Periodista y escritora. Analista política


Fernado Morán, un hombre con principios

Ha muerto Fernando Morán, un socialista de principios inalterables, lo que le costó el cargo de ministro de Exteriores porque nunca fue partidario de la entrada de España en la OTAN, el organismo del que receló siempre la izquierda porque lo consideraba instrumento de lo que en sus tiempos jóvenes llamaban “imperialismo americano”.

Hombre de vasta cultura, con un genio endemoniado que alternaba con una cercanía no exenta de ternura y sentido del humor. Su biografía política está plagada de anécdotas precisamente por su falta de doblez. Formó parte del mítico PSP que creó Tierno Galván, que se integró finalmente en el Psoe cuando sufrió un imprevisto varapalo en las primeras elecciones de la democracia.

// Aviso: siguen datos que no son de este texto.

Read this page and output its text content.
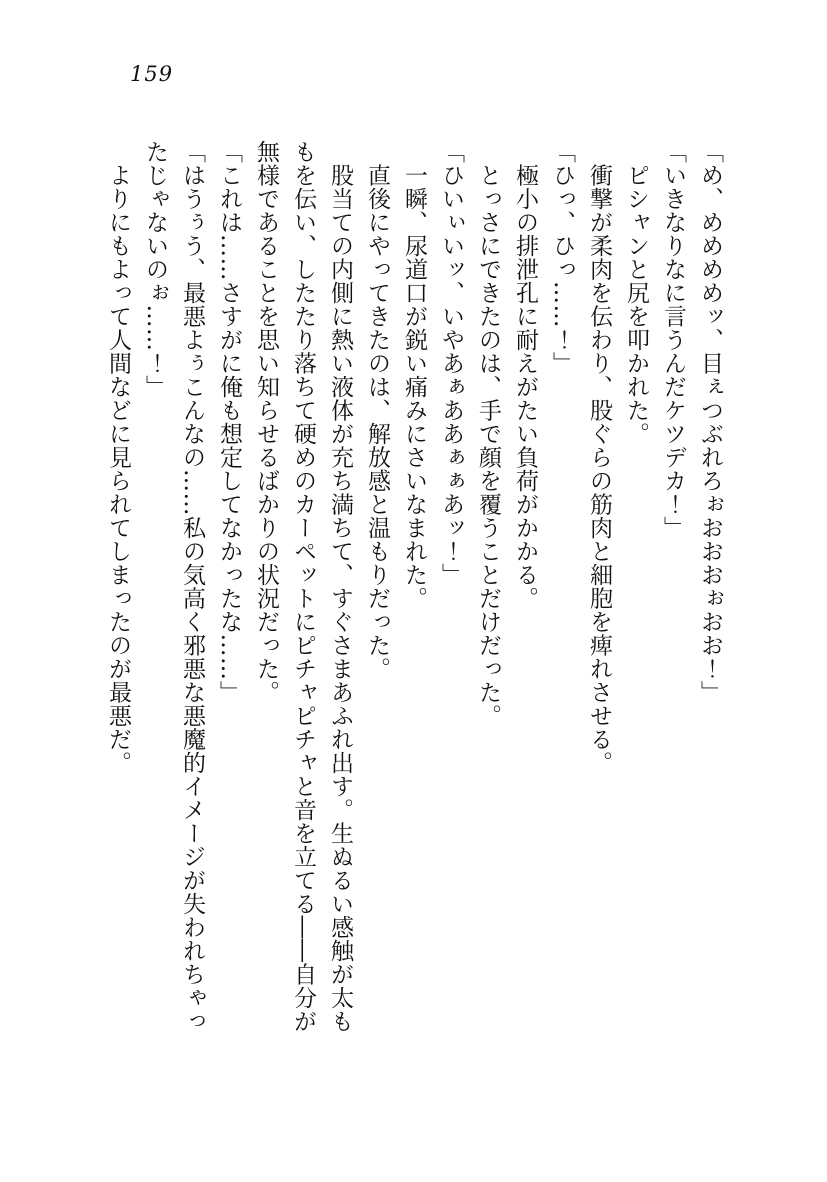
159
「め、めめめめッ、目ぇつぶれろぉおおおぉおお！」
「いきなりなに言うんだケツデカ！」
　ピシャンと尻を叩かれた。
　衝撃が柔肉を伝わり、股ぐらの筋肉と細胞を痺れさせる。
「ひっ、ひっ……！」
　極小の排泄孔に耐えがたい負荷がかかる。
　とっさにできたのは、手で顔を覆うことだけだった。
「ひいぃいッ、いやあぁああぁぁあッ！」
　一瞬、尿道口が鋭い痛みにさいなまれた。
　直後にやってきたのは、解放感と温もりだった。
　股当ての内側に熱い液体が充ち満ちて、すぐさまあふれ出す。生ぬるい感触が太も
もを伝い、したたり落ちて硬めのカーペットにピチャピチャと音を立てる――自分が
無様であることを思い知らせるばかりの状況だった。
「これは……さすがに俺も想定してなかったな……」
「はうぅう、最悪よぅこんなの……私の気高く邪悪な悪魔的イメージが失われちゃっ
たじゃないのぉ……！」
　よりにもよって人間などに見られてしまったのが最悪だ。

Nadie pensó que Felipe González llamaría a Morán para formar parte de su primer gobierno, a pesar de su larga trayectoria profesional con destinos muy variados entre los que figuraba el consulado de Londres cuando Fraga era embajador. Se respetaban mutuamente, quizá porque los dos eran hombres de la diplomacia, los dos tenían pasión cultural … y porque hicieron esfuerzos para no coincidir excesivamente en Londres e impedir así el choque entre dos políticos de fuerte carácter y distinta concepción de lo que necesitaba la España del futuro en un tiempo en el que Franco se apagaba lentamente.

Experto en África , era el responsable de esa dirección en Exteriores cuando Felipe González le ofreció la cartera de ministro. No ocultaba Morán que se sentía feliz en el cargo, y su decepción al ser sustituido, más su tradicional carácter en el que no disimulaba nunca su estado de ánimo, le llevó a pedir explicaciones al presidente por no mantenerlo en el cargo. Hizo trabajos importantes en política exterior siguiendo la línea que le marcó el presidente excepto cuando González tuvo que tomar posición respecto a la OTAN. Pero, por ejemplo, Morán fue quien abrió la verja de Gibraltar al poco de que se formara el gobierno socialista, y el que junto a Manuel Marín, Secretario de Estado para las Relaciones con la CEE –nombre que tenía entonces la Unión Europea- llevó las negociaciones para la adhesión de España. Probablemente la fotografía de la que más orgulloso se sentía Morán fue la de la firma del Tratado de Adhesión en el Palacio Real, con los Reyes en primera fila y González, Morán y Marín poniendo su rúbrica junto a las de las autoridades comunitarias.

Su último destino fue embajador ante Naciones Unidos. Disfrutaba del trabajo y de la ciudad. Le encantaba recibir a los periodistas que habían seguido su trayectoria ministerial y visitaban la ciudad de los rascacielos. Nada gustaba más al embajador que acompañarlos a librerías de viejo que conocía como la palma de la mano.

De regreso a Madrid se dedicó a leer, disfrutar de sus hijos y nietos, y sobre todo a cuidar a su mujer, hermana del ex presidente Calvo Sotelo y delicada salud. Su compañera de vida.